Still, there were some very good times along the way. So when Naka found out that the Sega office building in Tokyo’s Omori neighborhood, where he spent the formative years of his career, is scheduled to be torn down, he decided to stop by and take a few pictures of its iconic sign, and even brought his two kids along.

“Up on the seventh floor of this building is where your dad made Sonic,” explained Naka, but his kids, being too young to have experienced the character’s glory days first-hand, responded with a lukewarm, “Hmm…OK.” But Sega fans are famous for their loyalty, and Naka noticed there were a lot of other people walking up to the building and whipping out their phones, even though it was a Sunday and they obviously weren’t coming to the office for a meeting. The father of three (if you count Sonic) was momentarily touched to see so many gamers had come to pay their respects to the soon-to-be-demolished office, until he realized that they weren’t taking out their phones to snap photos of the Sega sign. So what does Naka say they were there for?

“There was a Pokémon GO raid battle going on.”

Yep, once again a franchise popularized by Nintendo (though Pokémon GO is actually developed by Niantic) managed to show Sega up, and on the company’s home turf no less. Still, Naka wasn’t bitter, and it looks like he even helped out in the fight against Latias.

Afterwards, Naka swung by a Bic Camera electronics store in Kawasaki, where there was a mini Space Invaders retro cabinet on display, which all three of the Nakas tried out. With his years of gaming experience Dad got the high score easily, and this time his kids were legitimately impressed. But once again, his happy mood was tempered by the site of Rodea the Sky Soldier, a game that Naka served as a producer on, in a deep-discount bin, selling for just 980 yen (US$8.80).

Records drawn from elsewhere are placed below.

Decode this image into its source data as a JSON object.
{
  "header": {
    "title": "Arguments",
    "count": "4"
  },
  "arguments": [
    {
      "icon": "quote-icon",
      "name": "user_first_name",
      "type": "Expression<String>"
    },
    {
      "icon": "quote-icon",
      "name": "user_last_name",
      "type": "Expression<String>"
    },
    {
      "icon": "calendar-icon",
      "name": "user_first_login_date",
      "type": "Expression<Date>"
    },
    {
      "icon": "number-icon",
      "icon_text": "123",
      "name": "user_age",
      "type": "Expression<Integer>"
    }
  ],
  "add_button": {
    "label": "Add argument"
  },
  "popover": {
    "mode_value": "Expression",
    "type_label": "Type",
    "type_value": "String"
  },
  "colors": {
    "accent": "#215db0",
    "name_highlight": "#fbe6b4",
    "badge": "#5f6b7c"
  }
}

Granted, Rodea came out in 2015, but Naka still says he was sad to see a copy of his game sitting unsold and unloved.

On the other hand, though, Naka’s photos from his family day out inspired many Twitter users to leave comments expressing their love for Sonic and numerous other entries in the man’s lengthy resume:

“Thank you so much for all the wonderful games you’ve made!”
“I played so much Samba de Amigo on the Dreamcast. All I can say is ‘thank you.’”
“Phantasy Star Online on the Dreamcast WAS my youth! Thank you!”
“I love the story of how you added Tails to Sonic 2 so that siblings could enjoy the game together.”
“The Sonic series was so much fun.”
“I believe that someday, your kids will be old enough to appreciate how amazing Sonic is.”

And while Naka’s day wasn’t all sunshine, he’s still got a lot to smile about. The most recent Sonic game, 2018’s Sonic Mania, earned positive reviews by being a throwback to the series early, Naka-helmed days (even if he himself wasn’t part of the new game’s development). Sega, meanwhile, has been earning respect and revenue from its suddenly internationally popular Yakuza franchise. And as for Naka himself, since 2018 he’s been working for Square Enix, one of Japan’s largest and most successful video game publishers, so it looks like there’s more fun to come in the future.